Cohen-Avidov was re-elected in 1981 and became a Deputy Speaker. In June 1983 he began a hunger strike in protest against Israelis who opposed the 1982 Lebanon War, saying that anti-war demonstrators were "using the blood of fallen soldiers for political purposes." One of Cohen-Avidov's brothers and one of his sons had been killed in the war. In December 1983 he was involved in a controversy after telling another of his sons, then serving in the Israel Defense Forces in the West Bank, to ignore IDF rules of engagement limiting gunfire against Palestinians who threw stones at the IDF. In February 1984 he introduced a bill to the Knesset to lower the marriageable age in Israel from 17 to 16.

After being re-elected in 1984 he remained a Deputy Speaker.
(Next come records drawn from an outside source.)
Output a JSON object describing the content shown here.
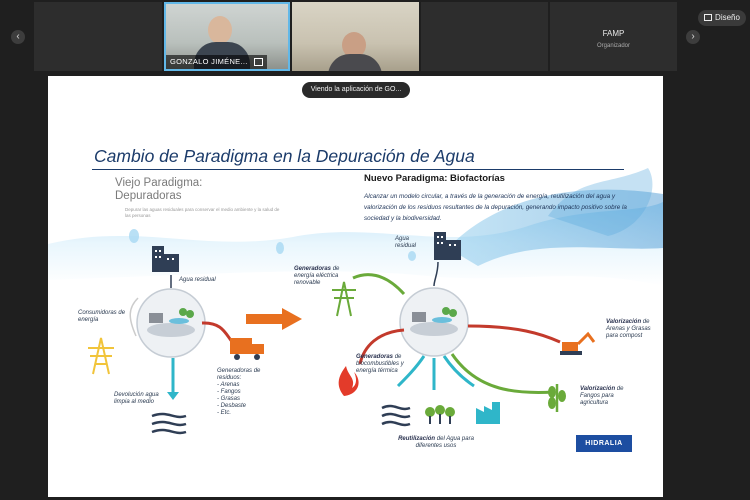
{
  "meeting": {
    "participants": [
      {
        "name": "GONZALO JIMÉNE...",
        "icon": "pin-icon"
      },
      {
        "name": ""
      }
    ],
    "organizer_tile": {
      "name": "FAMP",
      "role": "Organizador"
    },
    "hide_button": "Diseño",
    "viewing_label": "Viendo la aplicación de GO...",
    "nav_prev_icon": "chevron-left-icon",
    "nav_next_icon": "chevron-right-icon"
  },
  "slide": {
    "title": "Cambio de Paradigma en la Depuración de Agua",
    "old_paradigm": {
      "heading": "Viejo Paradigma: Depuradoras",
      "desc": "Depurar las aguas residuales para conservar el medio ambiente y la salud de las personas"
    },
    "new_paradigm": {
      "heading": "Nuevo Paradigma: Biofactorías",
      "desc": "Alcanzar un modelo circular, a través de la generación de energía, reutilización del agua y valorización de los residuos resultantes de la depuración, generando impacto positivo sobre la sociedad y la biodiversidad."
    },
    "labels": {
      "agua_residual_left": "Agua residual",
      "consumidoras": "Consumidoras de energía",
      "devolucion": "Devolución agua limpia al medio",
      "generadoras_residuos_title": "Generadoras de residuos:",
      "residuos": [
        "Arenas",
        "Fangos",
        "Grasas",
        "Desbaste",
        "Etc."
      ],
      "agua_residual_right": "Agua residual",
      "gen_electrica_bold": "Generadoras",
      "gen_electrica_rest": "de energía eléctrica renovable",
      "gen_bio_bold": "Generadoras",
      "gen_bio_rest": "de biocombustibles y energía térmica",
      "val_arenas_bold": "Valorización",
      "val_arenas_rest": "de Arenas y Grasas para compost",
      "val_fangos_bold": "Valorización",
      "val_fangos_rest": "de Fangos para agricultura",
      "reutil_bold": "Reutilización",
      "reutil_rest": "del Agua para diferentes usos"
    },
    "logo": "HIDRALIA",
    "colors": {
      "title": "#1b3b6a",
      "accent_orange": "#e8701f",
      "arrow_red": "#c33a2c",
      "arrow_green": "#6aaa3a",
      "arrow_teal": "#2fb6c9",
      "icon_yellow": "#f1c43a",
      "icon_dark": "#2f3e55"
    }
  }
}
In March 1986 he broke the cabinet whip to vote in favour of a bill proposed by Tehiya MK Geulah Cohen to annex the Occupied Palestinian territories. The bill failed to pass the Knesset. He lost his seat in the 1988 elections.

Cohen-Avidov died in March 2015 at the age of 89.

==Political views and opinions==
In May 1984 Cohen-Avidov gave a speech at a rally in support of the Jewish Underground where he stated that "I would poke out the eyes of Arab murderers and tear out their guts."

In 1986 he stated that unless Israel did "something fast we will have parity between Jews and Arabs in 30 years, and a bi-national state," in response to declining immigration rates, and called for "a year of Jewish fertility" to be officially declared, with subsidies given to Jewish women with at least three children.